Advances in Loihi 2 allow the architecture to support new classes of neuro-inspired algorithms and applications and provide processing that is 10 times faster than its predecessor. It also exhibits up to 15 times greater resource density (up to one million neurons per chip), and improved energy efficiency.
Fabricated with a pre-production version of the Intel 4 process, the use of extreme ultraviolet (EUV) lithography has simplified the layout design rules compared to past process technologies for rapid development of Loihi 2, says Intel.
The Lava software is an open, modular, and extensible framework, for researchers and application developers to build on each other’s progress and converge on a common set of tools, methods, and libraries. Lava runs seamlessly on heterogeneous architectures across conventional and neuromorphic processors, and is interoperable with a variety of AI, neuromorphic and robotics frameworks.
Developers can begin building neuromorphic applications without access to specialized neuromorphic hardware and can contribute to the Lava code base, including porting it to run on other platforms.
Loihi 2’s greater programmability will allow a wider class of difficult optimisation problems to be supported, including real-time optimisation, planning, and decision-making from edge to data centre systems.

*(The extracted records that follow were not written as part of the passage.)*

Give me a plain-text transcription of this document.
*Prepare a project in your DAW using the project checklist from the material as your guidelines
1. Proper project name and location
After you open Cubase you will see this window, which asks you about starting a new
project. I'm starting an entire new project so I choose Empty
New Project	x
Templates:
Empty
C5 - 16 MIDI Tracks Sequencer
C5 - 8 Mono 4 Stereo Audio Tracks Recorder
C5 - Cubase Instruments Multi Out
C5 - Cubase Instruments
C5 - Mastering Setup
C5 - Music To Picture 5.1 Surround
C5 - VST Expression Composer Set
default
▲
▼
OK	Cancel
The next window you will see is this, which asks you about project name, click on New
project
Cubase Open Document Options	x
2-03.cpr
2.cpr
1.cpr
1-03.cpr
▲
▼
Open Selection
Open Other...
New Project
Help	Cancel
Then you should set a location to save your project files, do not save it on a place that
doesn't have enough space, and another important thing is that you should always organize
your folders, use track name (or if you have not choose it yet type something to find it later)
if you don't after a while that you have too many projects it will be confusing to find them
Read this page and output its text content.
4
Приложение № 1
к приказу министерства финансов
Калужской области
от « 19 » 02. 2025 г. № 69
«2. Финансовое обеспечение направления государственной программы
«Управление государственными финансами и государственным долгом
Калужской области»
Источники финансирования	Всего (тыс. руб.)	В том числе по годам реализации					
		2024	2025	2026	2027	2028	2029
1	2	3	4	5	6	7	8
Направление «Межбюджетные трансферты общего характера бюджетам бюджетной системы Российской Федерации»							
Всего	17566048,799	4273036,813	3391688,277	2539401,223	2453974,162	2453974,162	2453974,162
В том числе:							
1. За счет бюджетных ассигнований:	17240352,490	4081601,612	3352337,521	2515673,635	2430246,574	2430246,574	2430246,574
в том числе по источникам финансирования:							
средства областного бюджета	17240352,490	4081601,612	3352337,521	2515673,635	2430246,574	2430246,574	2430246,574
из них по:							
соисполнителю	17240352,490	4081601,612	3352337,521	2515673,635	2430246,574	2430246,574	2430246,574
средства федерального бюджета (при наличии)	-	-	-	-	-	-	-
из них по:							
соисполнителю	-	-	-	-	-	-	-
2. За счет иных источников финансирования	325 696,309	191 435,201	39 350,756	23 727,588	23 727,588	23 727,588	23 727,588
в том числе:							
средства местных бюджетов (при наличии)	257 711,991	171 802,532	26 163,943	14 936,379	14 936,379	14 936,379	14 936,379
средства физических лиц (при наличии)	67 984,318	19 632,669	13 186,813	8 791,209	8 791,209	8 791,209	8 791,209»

Loihi 2 also improves support for advanced learning methods, including variations of backpropagation, the algorithm of deep learning.
Fully programmable neuron models and generalised spike messaging in Loihi 2 suggest reductions of over 60 times fewer ops per inference compared to standard deep networks running on the original Loihi without loss in accuracy. It incorporates faster, more flexible, and more standard I/O interfaces, including Ethernet interfaces, glueless integration with a wider range of event-based vision sensors, and larger meshed networks of Loihi 2 chips.